3. The wavelength conversion member according to claim 1 or 2, wherein the absolute value of the difference between the average particle diameter of the first inorganic phosphor and the average particle diameter of the second inorganic phosphor is 5 μm or less.

4. The wavelength conversion member according to claim 1 or 2, wherein the first inorganic matrix and the second inorganic matrix are each glass matrices.

5. The wavelength conversion member according to claim 1 or 2, wherein the thickness of the wavelength conversion member is 0.02 mm or more and 0.50 mm or less.

6. The wavelength conversion member according to claim 1 or 2, wherein the ratio of the thickness of the first wavelength conversion layer to the thickness of the second wavelength conversion layer (first wavelength conversion layer / second wavelength conversion layer) is 0.2 or more and 5 or less.

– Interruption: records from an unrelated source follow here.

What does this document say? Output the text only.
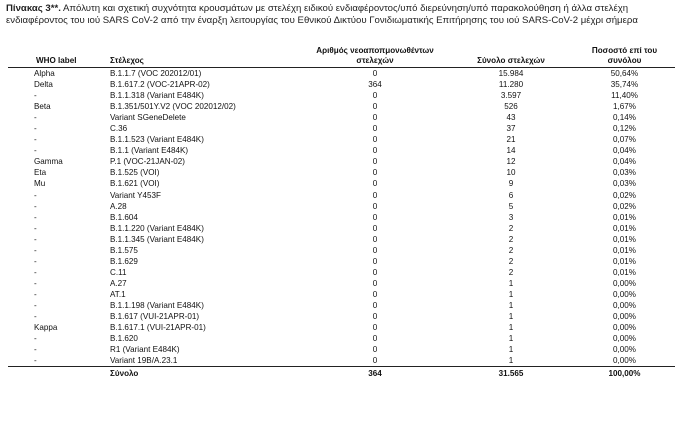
Πίνακας 3**. Απόλυτη και σχετική συχνότητα κρουσμάτων με στελέχη ειδικού ενδιαφέροντος/υπό διερεύνηση/υπό παρακολούθηση ή άλλα στελέχη ενδιαφέροντος του ιού SARS CoV-2 από την έναρξη λειτουργίας του Εθνικού Δικτύου Γονιδιωματικής Επιτήρησης του ιού SARS-CoV-2 μέχρι σήμερα
WHO label	Στέλεχος	Αριθμός νεοαποπμονωθέντων στελεχών	Σύνολο στελεχών	Ποσοστό επί του συνόλου
Alpha	B.1.1.7 (VOC 202012/01)	0	15.984	50,64%
Delta	B.1.617.2 (VOC-21APR-02)	364	11.280	35,74%
-	B.1.1.318 (Variant E484K)	0	3.597	11,40%
Beta	B.1.351/501Y.V2 (VOC 202012/02)	0	526	1,67%
-	Variant SGeneDelete	0	43	0,14%
-	C.36	0	37	0,12%
-	B.1.1.523 (Variant E484K)	0	21	0,07%
-	B.1.1 (Variant E484K)	0	14	0,04%
Gamma	P.1 (VOC-21JAN-02)	0	12	0,04%
Eta	B.1.525 (VOI)	0	10	0,03%
Mu	B.1.621 (VOI)	0	9	0,03%
-	Variant Y453F	0	6	0,02%
-	A.28	0	5	0,02%
-	B.1.604	0	3	0,01%
-	B.1.1.220 (Variant E484K)	0	2	0,01%
-	B.1.1.345 (Variant E484K)	0	2	0,01%
-	B.1.575	0	2	0,01%
-	B.1.629	0	2	0,01%
-	C.11	0	2	0,01%
-	A.27	0	1	0,00%
-	AT.1	0	1	0,00%
-	B.1.1.198 (Variant E484K)	0	1	0,00%
-	B.1.617 (VUI-21APR-01)	0	1	0,00%
Kappa	B.1.617.1 (VUI-21APR-01)	0	1	0,00%
-	B.1.620	0	1	0,00%
-	R1 (Variant E484K)	0	1	0,00%
-	Variant 19B/A.23.1	0	1	0,00%
	Σύνολο	364	31.565	100,00%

7. A method for manufacturing a wavelength conversion member according to claim 1 or 2, A step of forming a first green sheet by applying a slurry containing inorganic particles that form the first inorganic matrix and inorganic phosphor particles that form the first inorganic phosphor onto a support substrate, A step of forming a second green sheet by applying a slurry containing inorganic particles that form the second inorganic matrix and inorganic phosphor particles that form the second inorganic phosphor onto a support substrate, The process involves laminating the second green sheet onto the main surface of the first green sheet to produce a green sheet laminate, and then firing the green sheet laminate. A method for manufacturing a wavelength conversion member, comprising the above.

8. A wavelength conversion member according to claim 1 or 2, The wavelength conversion member is provided with a light source that emits excitation light, A light-emitting device comprising the above features.